Molds of this type, formed from plates, have been used in the curved continuous-casting process for the production of billets, blooms and other ingots of square, rectangular and generally polygonal profiles or cross-sections and impart a predetermined bend to the continuous ingot as it is cast and in the casting direction to avoid bending stresses in one relatively thin shell of hardened steel surrounding the soft inner core of the strand emerging from the mold.
In addition, it is desirable to impart to the channel a convergency in the direction of casting, i.e. a progressive reduction in the mold cross-section, corresponding to the shrinkage of the cooling cast strand to ensure continuous contact between the cooling strand and the inner wall of the mold over the entire length thereof. Furthermore, it is frequently desirable to so shape the corners on the mold or channel so that corner stresses on the cast body is minimized.
Because of wear, grooving and loss of conicity of the channel, the internal surfaces of the continuous casting mold must be periodically machined or refinished to restore the original surface finish and original dimensions of the mold channel.
With plate-formed molds, which have a complex geometry because of the aforedescribed criteria of bending and convergency, this machining is a serious problem because it is difficult to carry out and further because the material removal operation which refinishing involves leads to an increase in the mold cross-section and a corresponding increase in the cross-section of the continuous casting produced therein.
When it is desirable to retain the original dimensions of this cross-section, there have been only two alternatives heretofore.
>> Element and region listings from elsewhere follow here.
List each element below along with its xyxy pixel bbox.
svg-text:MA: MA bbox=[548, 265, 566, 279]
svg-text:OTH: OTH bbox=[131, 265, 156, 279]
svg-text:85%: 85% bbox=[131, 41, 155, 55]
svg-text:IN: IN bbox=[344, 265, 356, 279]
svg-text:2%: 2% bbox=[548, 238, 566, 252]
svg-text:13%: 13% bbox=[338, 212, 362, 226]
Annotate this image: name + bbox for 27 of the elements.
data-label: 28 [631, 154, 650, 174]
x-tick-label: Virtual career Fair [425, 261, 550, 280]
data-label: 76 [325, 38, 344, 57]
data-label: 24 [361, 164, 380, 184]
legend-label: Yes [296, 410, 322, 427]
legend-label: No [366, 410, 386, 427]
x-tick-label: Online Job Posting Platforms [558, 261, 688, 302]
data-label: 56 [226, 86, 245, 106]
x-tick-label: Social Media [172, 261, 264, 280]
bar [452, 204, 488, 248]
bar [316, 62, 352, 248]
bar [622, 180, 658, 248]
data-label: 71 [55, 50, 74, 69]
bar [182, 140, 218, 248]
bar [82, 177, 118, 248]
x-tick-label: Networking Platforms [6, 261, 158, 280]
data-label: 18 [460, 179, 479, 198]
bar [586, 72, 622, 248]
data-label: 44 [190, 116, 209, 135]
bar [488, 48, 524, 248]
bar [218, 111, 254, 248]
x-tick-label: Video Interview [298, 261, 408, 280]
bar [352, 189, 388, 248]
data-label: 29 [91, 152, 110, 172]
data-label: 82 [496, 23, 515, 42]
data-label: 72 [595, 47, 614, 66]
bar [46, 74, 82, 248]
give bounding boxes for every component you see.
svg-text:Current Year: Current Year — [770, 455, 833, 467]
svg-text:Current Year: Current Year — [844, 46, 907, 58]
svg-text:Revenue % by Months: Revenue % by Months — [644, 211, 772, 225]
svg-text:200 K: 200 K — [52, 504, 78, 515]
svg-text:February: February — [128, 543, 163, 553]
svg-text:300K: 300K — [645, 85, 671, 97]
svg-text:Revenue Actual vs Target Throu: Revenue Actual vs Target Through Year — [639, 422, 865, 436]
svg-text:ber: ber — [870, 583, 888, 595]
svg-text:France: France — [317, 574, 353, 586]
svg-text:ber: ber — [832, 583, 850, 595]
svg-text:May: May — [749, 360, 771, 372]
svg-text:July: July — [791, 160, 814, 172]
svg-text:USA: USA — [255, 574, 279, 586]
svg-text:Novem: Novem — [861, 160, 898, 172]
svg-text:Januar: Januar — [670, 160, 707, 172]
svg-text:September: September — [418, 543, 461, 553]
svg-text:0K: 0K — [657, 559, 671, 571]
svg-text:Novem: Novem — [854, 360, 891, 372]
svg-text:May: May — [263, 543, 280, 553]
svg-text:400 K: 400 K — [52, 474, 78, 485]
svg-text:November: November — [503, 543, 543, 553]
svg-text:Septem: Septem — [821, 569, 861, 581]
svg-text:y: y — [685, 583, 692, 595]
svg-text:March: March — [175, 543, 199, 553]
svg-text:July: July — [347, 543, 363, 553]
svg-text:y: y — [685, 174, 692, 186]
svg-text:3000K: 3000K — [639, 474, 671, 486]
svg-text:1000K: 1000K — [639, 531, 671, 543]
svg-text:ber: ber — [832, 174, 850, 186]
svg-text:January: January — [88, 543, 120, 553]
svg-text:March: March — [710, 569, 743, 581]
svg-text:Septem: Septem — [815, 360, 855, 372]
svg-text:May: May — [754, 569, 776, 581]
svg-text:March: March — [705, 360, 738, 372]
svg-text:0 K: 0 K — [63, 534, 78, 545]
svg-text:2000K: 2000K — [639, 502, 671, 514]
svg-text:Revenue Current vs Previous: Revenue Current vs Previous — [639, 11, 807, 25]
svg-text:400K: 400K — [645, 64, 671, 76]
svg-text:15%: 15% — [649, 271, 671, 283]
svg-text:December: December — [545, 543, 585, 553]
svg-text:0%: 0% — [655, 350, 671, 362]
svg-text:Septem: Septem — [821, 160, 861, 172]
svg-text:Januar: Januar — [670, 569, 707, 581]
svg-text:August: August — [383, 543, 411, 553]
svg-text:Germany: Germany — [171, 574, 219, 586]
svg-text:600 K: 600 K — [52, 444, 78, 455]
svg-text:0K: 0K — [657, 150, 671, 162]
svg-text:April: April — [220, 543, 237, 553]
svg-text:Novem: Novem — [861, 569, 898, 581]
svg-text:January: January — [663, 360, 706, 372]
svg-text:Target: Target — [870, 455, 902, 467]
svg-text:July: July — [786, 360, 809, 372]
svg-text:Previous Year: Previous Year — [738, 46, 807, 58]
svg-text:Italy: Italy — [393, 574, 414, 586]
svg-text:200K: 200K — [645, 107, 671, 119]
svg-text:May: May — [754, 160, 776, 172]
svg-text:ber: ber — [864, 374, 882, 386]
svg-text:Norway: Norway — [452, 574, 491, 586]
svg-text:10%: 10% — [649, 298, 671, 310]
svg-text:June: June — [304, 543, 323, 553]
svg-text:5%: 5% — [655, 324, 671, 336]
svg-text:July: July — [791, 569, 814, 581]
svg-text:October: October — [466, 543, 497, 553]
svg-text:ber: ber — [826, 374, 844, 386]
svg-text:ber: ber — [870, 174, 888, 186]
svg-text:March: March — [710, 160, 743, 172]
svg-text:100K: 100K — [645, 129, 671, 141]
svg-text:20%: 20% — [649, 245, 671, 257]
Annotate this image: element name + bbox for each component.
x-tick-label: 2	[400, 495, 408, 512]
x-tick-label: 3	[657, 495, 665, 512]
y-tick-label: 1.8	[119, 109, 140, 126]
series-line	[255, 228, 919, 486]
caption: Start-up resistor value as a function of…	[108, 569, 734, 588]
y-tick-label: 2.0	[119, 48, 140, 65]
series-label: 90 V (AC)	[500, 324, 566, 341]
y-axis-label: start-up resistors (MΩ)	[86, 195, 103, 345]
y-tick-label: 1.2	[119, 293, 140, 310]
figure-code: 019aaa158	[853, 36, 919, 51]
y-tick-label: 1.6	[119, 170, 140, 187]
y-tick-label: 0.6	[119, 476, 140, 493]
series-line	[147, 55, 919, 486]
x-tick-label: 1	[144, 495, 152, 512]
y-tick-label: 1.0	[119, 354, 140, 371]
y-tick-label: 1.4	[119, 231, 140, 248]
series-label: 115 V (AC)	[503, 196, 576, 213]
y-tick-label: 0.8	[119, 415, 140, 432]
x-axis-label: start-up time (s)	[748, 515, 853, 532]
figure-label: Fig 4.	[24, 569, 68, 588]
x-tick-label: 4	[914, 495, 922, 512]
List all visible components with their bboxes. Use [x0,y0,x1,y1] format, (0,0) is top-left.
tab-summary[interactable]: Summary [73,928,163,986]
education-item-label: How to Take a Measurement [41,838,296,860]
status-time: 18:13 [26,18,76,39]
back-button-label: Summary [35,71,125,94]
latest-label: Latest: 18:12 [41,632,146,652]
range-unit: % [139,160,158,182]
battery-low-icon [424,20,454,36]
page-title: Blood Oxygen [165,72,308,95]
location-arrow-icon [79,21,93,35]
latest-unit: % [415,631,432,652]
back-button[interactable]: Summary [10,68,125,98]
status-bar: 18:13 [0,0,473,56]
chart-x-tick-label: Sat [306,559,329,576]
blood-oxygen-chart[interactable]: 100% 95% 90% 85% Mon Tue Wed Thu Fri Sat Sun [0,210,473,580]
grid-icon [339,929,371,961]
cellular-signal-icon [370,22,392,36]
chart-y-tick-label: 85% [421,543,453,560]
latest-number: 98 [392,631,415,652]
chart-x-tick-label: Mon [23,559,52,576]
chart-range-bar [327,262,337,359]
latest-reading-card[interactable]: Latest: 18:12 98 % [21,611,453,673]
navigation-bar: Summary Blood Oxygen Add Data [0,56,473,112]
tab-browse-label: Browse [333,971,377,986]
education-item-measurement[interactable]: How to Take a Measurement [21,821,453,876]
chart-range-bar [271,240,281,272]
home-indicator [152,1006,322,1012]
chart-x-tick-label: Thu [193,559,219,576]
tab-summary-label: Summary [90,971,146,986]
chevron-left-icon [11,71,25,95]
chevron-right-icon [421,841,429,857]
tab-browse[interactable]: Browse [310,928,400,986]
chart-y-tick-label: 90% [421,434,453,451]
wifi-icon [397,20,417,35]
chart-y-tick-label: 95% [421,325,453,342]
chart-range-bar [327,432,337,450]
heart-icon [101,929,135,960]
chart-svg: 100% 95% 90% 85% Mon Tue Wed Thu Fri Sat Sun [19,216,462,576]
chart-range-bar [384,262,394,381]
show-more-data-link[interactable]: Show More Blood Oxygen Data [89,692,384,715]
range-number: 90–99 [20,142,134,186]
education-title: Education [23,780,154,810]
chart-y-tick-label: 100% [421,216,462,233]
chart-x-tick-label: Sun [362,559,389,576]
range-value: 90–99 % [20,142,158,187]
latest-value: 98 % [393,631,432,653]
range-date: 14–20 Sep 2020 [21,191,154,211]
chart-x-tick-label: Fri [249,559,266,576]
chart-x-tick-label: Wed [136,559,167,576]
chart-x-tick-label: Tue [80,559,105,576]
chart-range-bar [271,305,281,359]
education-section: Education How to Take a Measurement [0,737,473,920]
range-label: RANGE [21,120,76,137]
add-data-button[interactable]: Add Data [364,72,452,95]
Either the wear is delayed so that refinishing or remachining is held in obeyance as long as possible, or one discards one or more mold plates or the entire mold.
To delay wear of the internal surfaces of the mold it is known to provide the internal surfaces with a coating of a wear resistant material such as zirconium oxide. However, these techniques are extremely expensive and have proved to be economically undesirable in many instances.
Thus one had to select either a complex and expensive machining process, generally with increase in the cross section of the mold channel and hence in the continuous casting produced therein, or a process whereby the internal surfaces of the mold were protected against wear to the greatest degree possible at extremely high cost, or a system whereby all or part of the mold was discarded when wear occured. None of these alternatives have proved to be fully satisfactory.